Distance Matrix Calculation fails when all value pairs are missing between two rows

When using the Distance Matrix Calculation node in v4.1.1 with a distance measure that handles missing values by ignoring them, I am still getting errors when two rows have no columns where both have values. The error returned is:

Execute failed: org.knime.distance.DistanceMeasurementException: Only cell pairs with missing values in row[...

Would it be possible to assign a maximum distance between these rows in such cases? Or return a NaN or some other value in the distance matrix that can be handled (replaced) by subsequent nodes?

I realized I can just create my own custom distance function which can perform this behavior. Awesome extensibility! Trying the Java Distance node first.

Still, seems like something that can easily be plugged into the Numeric Distances node as it already has basic missing value handling configuration.
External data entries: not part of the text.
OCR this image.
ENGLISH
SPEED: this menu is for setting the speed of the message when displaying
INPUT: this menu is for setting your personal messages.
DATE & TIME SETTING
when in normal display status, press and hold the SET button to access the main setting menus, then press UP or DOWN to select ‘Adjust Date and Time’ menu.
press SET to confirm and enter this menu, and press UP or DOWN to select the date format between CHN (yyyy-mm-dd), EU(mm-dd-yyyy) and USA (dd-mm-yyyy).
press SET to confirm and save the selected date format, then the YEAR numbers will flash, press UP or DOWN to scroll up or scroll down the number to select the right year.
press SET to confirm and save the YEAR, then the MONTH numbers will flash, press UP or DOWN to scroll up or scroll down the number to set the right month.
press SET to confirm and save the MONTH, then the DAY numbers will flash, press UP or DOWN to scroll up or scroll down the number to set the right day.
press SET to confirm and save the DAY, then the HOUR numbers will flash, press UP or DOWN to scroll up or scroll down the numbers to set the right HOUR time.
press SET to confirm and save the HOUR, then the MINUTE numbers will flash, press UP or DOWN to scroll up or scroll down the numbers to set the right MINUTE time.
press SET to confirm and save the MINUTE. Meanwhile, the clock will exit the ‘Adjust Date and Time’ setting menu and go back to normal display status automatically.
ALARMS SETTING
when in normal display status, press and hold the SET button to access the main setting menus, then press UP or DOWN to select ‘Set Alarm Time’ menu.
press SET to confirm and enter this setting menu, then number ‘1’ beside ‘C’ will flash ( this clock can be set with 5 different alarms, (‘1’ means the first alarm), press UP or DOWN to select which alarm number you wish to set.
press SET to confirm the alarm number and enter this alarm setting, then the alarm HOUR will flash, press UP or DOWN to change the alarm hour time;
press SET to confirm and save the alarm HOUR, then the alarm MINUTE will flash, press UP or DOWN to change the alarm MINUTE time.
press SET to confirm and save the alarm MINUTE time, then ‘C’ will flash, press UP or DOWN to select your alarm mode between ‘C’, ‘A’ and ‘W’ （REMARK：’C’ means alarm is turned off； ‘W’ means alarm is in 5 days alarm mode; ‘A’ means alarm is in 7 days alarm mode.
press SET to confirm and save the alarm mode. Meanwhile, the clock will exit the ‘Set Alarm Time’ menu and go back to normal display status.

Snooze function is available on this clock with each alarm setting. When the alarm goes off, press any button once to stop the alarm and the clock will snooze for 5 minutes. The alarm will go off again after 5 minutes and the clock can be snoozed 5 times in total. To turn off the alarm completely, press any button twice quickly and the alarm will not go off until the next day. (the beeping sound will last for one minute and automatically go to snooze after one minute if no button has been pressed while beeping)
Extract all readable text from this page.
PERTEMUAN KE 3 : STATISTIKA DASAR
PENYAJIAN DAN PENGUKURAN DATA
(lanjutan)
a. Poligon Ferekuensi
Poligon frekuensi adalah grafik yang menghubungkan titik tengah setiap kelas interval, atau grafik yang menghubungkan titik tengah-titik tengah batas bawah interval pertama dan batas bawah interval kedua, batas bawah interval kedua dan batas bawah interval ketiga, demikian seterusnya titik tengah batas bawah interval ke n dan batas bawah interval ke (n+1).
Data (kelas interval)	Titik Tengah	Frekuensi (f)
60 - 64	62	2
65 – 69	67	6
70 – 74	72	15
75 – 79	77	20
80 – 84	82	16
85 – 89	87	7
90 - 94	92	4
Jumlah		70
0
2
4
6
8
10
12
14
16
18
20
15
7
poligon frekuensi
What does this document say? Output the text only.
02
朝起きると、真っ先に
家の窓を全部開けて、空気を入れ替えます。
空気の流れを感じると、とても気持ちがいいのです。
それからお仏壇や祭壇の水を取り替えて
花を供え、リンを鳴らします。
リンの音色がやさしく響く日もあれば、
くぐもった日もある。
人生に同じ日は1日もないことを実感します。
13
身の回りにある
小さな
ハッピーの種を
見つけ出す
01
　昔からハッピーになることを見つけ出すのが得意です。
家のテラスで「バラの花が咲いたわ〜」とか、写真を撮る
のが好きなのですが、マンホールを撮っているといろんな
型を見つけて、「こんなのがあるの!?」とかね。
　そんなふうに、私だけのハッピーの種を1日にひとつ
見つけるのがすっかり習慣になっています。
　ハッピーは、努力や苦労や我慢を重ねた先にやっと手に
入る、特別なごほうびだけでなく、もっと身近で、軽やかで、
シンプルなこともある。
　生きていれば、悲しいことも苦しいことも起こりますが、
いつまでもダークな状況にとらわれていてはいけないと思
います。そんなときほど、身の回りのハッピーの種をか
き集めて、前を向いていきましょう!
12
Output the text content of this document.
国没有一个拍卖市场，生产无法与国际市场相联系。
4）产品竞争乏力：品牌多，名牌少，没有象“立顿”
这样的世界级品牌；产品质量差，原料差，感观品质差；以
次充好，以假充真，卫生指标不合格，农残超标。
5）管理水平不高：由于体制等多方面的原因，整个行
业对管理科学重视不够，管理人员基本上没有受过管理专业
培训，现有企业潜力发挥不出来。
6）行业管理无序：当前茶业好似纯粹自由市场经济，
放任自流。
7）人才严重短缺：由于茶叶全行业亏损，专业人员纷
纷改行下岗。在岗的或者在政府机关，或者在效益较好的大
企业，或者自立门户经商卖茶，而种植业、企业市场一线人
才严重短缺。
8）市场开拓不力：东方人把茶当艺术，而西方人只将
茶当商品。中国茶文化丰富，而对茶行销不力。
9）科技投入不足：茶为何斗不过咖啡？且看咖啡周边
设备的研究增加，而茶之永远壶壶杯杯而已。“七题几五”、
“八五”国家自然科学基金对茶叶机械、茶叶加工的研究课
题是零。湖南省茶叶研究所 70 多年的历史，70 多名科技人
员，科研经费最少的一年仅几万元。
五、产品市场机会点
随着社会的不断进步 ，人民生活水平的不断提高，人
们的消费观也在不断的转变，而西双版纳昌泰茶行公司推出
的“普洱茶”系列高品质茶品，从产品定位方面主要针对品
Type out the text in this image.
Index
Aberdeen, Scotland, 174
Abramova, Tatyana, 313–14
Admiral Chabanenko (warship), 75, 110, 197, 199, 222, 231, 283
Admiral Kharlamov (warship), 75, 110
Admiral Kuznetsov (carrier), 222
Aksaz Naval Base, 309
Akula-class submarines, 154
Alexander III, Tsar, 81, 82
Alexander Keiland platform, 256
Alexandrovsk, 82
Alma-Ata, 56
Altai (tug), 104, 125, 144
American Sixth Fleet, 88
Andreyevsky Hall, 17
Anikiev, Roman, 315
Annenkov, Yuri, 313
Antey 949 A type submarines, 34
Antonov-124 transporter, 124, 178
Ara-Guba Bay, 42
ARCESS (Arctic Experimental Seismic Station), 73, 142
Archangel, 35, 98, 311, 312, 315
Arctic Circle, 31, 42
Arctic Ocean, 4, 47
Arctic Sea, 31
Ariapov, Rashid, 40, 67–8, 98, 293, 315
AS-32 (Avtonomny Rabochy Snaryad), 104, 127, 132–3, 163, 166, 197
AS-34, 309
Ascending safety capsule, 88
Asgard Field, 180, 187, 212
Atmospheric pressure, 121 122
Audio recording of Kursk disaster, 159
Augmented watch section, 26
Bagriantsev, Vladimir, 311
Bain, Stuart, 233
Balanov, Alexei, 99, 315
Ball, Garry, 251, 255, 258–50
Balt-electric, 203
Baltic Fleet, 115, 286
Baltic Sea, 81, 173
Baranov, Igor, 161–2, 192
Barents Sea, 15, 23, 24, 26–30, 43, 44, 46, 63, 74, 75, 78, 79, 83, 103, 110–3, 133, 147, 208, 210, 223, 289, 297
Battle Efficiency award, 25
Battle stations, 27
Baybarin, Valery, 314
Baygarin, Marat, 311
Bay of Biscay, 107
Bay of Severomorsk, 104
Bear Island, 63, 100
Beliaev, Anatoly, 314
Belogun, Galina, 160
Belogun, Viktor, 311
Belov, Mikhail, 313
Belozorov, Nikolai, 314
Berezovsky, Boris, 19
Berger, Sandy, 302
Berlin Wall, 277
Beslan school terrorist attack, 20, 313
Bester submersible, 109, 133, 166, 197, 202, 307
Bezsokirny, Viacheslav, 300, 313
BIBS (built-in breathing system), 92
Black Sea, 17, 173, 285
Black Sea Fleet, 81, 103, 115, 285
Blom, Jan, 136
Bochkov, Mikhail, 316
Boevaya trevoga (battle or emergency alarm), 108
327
Thanks!

Following up again, as right away when digging into the Java Distance node I discover there is no way to use aggregation functions which will dynamically process columns. Instead, the function must explicitly specify the columns being operated on. This doesn’t work in a situation where the number of columns is variable between runs. Seems I am not the first to be frustrated by this (Java Distance node: generalization and iteration over all input columns). There still seem to be additional options. First, a custom function as per https://www.knime.com/wiki/distance-measure-developers-guide (which I am still reading). Second a custom node, perhaps extending the Numeric Distances node.

I modified the org.knime.distance.measure.numerical.lnorm.LNormDistance class such that instead of throwing the exception described above it returns Double.NaN. This seems to be working well with all downstream nodes so far, although NaN will propagate in scoring. I have everything I need to manipulate either the distance output or the downstream metrics, so this works for me.

2 Likes

Hi there @bfrutchey,

glad you made it work in your case. Wondering regarding this dynamic processing in Java Distance node and if you could prepare your expression in a flow variable and then simply use it in node.

Br,
Ivan

1 Like

Ivan, good idea. Probably could make a flow variable with the function needed for the Java Distance node. I have the custom distance extension working, and it was pretty trivial since I just copied your code though, so I will think about this next time. Thanks!

2 Likes

This topic was automatically closed 182 days after the last reply. New replies are no longer allowed.